Day #1 Baked Chicken topped with Brie and Prosciutto and Spaghetti Aglio, Olio, e Peperoncino (with gluten free pasta) with Peas
If you have never made this Spaghetti Aglio, Olio, e Peperoncino, you need too. Reduce the red pepper if you don’t like spicy food. I love this as a side. It does not look like much, but it is such a perfect accompaniment with some many proteins. So so tasty, CHEAP and I think it’s best served at room temperature.
Day#2 Creamy Tomato Soup with Italian Sausage and Mushrooms and Grilled Cheddar Cheese Sandwiches (similar to this recipe)
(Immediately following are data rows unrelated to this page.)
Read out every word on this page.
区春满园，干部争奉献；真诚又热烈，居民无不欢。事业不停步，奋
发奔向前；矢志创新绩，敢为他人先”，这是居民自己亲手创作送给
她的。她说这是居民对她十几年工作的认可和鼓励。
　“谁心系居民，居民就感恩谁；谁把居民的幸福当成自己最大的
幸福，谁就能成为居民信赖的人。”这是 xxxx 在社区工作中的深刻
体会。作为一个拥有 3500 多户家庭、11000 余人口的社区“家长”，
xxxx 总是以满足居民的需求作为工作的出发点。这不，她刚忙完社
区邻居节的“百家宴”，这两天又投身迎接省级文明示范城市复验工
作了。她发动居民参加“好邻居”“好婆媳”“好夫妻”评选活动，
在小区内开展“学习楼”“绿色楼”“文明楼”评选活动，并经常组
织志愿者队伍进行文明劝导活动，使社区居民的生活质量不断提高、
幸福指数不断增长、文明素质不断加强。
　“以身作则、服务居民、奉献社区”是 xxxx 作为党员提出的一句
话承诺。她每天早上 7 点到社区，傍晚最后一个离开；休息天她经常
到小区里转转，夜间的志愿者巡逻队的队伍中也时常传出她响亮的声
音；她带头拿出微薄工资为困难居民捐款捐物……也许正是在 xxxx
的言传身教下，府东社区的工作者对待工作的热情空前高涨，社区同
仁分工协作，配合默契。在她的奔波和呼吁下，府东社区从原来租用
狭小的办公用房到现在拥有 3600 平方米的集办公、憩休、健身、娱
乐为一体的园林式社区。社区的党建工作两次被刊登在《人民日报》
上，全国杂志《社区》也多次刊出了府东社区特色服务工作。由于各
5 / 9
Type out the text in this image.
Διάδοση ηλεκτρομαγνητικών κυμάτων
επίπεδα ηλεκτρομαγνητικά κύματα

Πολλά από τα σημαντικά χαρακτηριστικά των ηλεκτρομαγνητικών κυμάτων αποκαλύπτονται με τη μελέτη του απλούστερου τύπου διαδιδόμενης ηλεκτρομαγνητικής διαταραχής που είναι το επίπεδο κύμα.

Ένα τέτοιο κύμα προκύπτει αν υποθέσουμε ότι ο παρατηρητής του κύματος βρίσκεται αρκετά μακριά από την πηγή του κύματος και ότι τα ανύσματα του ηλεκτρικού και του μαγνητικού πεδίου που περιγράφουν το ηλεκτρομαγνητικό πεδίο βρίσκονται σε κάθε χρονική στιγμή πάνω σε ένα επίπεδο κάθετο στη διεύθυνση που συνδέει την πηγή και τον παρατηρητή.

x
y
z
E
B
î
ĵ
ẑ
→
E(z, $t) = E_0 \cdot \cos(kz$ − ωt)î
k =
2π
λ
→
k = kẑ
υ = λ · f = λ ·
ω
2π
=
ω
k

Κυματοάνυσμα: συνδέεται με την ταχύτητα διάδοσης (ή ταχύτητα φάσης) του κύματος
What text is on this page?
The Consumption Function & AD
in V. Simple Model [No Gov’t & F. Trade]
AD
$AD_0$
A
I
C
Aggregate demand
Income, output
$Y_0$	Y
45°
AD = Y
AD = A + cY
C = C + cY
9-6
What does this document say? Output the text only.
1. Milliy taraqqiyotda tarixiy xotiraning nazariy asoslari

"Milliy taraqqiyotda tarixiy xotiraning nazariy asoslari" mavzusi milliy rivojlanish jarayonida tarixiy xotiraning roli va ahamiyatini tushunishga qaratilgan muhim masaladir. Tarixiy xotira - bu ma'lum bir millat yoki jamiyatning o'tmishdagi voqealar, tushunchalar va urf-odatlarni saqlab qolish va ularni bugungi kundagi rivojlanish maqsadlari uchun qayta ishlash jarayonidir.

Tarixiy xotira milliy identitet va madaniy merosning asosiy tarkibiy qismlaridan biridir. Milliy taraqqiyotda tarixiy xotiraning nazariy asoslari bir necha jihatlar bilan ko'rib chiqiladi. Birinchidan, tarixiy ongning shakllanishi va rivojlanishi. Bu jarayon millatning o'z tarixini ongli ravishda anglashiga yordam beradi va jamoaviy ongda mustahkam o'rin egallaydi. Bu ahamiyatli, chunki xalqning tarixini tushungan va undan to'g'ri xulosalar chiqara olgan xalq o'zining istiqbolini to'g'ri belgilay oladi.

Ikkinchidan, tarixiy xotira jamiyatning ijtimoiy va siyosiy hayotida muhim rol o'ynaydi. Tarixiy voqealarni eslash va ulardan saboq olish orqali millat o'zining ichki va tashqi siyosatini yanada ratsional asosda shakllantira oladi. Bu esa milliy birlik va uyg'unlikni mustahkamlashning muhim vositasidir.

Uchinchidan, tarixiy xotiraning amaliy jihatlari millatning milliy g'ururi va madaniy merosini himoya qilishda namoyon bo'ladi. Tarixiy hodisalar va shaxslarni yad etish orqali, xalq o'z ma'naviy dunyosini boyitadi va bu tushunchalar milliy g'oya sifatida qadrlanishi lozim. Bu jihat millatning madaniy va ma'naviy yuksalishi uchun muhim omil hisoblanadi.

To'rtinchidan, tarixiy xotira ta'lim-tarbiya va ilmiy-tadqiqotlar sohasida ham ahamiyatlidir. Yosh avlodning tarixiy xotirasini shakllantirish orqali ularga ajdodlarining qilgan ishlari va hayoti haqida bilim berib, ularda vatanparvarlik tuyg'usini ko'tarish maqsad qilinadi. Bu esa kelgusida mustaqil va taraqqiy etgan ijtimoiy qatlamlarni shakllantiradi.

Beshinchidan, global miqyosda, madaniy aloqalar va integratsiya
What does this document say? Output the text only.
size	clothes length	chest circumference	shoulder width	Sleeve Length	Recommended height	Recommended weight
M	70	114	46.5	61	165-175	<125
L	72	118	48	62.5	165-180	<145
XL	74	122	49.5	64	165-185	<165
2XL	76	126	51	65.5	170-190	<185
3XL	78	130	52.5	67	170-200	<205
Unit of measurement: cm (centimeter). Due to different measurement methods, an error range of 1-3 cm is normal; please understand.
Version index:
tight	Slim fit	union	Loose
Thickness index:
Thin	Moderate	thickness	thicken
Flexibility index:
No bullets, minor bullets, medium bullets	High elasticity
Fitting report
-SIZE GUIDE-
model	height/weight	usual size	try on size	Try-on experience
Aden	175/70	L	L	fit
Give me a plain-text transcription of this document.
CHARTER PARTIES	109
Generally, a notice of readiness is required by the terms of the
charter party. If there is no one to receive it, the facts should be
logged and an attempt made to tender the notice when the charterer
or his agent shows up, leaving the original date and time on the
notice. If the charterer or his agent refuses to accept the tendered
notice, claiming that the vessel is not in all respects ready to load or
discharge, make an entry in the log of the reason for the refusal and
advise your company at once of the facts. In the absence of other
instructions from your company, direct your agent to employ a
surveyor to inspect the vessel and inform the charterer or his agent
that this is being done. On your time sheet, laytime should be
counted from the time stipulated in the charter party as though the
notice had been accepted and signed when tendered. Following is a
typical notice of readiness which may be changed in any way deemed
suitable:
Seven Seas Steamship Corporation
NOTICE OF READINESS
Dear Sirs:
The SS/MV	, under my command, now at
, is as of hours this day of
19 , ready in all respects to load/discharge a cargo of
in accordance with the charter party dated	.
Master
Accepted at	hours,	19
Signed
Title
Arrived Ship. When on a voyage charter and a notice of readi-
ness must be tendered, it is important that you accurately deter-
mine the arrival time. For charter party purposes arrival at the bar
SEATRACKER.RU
My husband loves this soup. I have made it several different ways depending on what ingredients I have on hand. The base is one box of Tomato Red Pepper Soup, milk (or cream), chicken stock and Italian seasoning. Then I add whatever else I feel like- garlic, onion, mushrooms, sausage, kale, spinach, diced chicken, tortellini etc.
Day#3 Grilled Tuna Steak topped with Sriacha Cream Sauce, Brown Rice and Creamed Spinach
I was scared of barley until I tried this recipe. As scared of a whole grain as someone can be. My stepson was home from college over the weekend so I tried out this hearty soup that I thought he would like. The recipe was perfect for a Saturday when I was busy and didn’t have time to stand over the stove. And my husband and stepsons think my thick grilled cheddar cheese sandwiches are the greatest thing ever. So I made them twice last week because I ♥ good simple food.